Un p'tit feu de cheminée en Ile de France... C'est permis ou interdit ?

Un petit rappel des faits : en mars 2013, un arrêté inter préfectoral interdit la pratique dans la capitale et dans les zones les plus sensibles de l'Ile de France. Plus de 400 communes sont concernées. C'est l'une des mesures du plan de protection de l'atmosphère qui devait entrer en vigueur au début de cette année. Mais la ministre de l'environnement estime cette réglementation inutile, sans impact sur la qualité de l'air. Elle fustige une fois encore l'écologie punitive. Ségolène Royal demande au Préfet d'interdire l'interdiction, de supprimer la mesure.

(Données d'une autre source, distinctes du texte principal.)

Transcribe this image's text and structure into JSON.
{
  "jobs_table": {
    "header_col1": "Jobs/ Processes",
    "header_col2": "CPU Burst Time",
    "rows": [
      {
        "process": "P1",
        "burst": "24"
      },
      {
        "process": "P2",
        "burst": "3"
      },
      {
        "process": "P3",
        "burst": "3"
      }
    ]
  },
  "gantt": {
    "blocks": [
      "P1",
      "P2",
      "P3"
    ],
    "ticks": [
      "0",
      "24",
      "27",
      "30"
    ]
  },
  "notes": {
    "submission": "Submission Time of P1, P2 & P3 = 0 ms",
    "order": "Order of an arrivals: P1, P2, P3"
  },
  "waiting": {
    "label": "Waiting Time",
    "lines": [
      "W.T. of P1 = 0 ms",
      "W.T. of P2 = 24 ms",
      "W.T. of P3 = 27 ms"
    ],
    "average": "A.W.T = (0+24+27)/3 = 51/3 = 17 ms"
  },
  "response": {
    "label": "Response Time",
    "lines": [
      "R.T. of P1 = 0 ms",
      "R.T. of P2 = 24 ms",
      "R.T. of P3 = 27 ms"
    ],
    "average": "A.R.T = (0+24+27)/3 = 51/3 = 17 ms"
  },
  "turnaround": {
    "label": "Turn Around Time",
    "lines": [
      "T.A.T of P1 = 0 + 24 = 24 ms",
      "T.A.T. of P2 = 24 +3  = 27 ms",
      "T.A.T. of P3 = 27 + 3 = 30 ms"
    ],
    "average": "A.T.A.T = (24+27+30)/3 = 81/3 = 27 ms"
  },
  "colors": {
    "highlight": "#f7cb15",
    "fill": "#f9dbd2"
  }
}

En mars dernier, l'association Ecologie sans frontière dépose plainte. En juillet elle obtient gain de cause. Les feux de bois dans des foyers ouverts sont donc interdits. Mais la ministre de l'environnement a demandé une révision du plan de protection de l'atmosphère pour les autoriser à nouveau.

Ils sont 30 fois plus polluants que les foyers fermés ou les poêles à bois labellisés Flamme Verte. Airparif, le réseau de surveillance de la qualité de l'air en Ile de France confirme : lors des pics de pollution aux particules fines, la moitié des particules viennent du trafic routier, l'autre moitié du chauffage au bois.

Un foyer ouvert ce n'est pas un appareil de chauffage : avec 10% seulement de rendement. Contre 80% pour un appareil performant.

La combustion est médiocre : d'où les émissions de particules.

D'où l'interdiction. Alors évidemment on ne va pas mettre un gendarme derrière chaque cheminée ouverte. Il n'y aura pas de sanction reconnait l'Association Ecologie sans Frontière. Mais cette mesure permet de faire de la pédagogie et de l'éducation à la protection de l'environnement.

Le bois est tout de même une énergie renouvelable.

C'est pour cela que les appareils labellisés Flamme Verte bénéficient d'un coup de pouce fiscal. Un crédit d'impôt de 30% sur le cout de l'équipement installé par un professionnel agréé. Si vous ne payez pas d'impôt l'Etat vous envoie un chèque. Damien Mathon du Syndicat des énergies renouvelables a pris sa calculette pour m'expliquer : Imaginons un poêle à 3000 euros. Rajouter 1000 euros de frais d'installation. Le crédit d'impôt s'élève à 900 euros.

Pourtant après une croissance étonnante, les ventes ont reculé de 15% l'an passé. Avec tout de même 310 000 appareils vendus.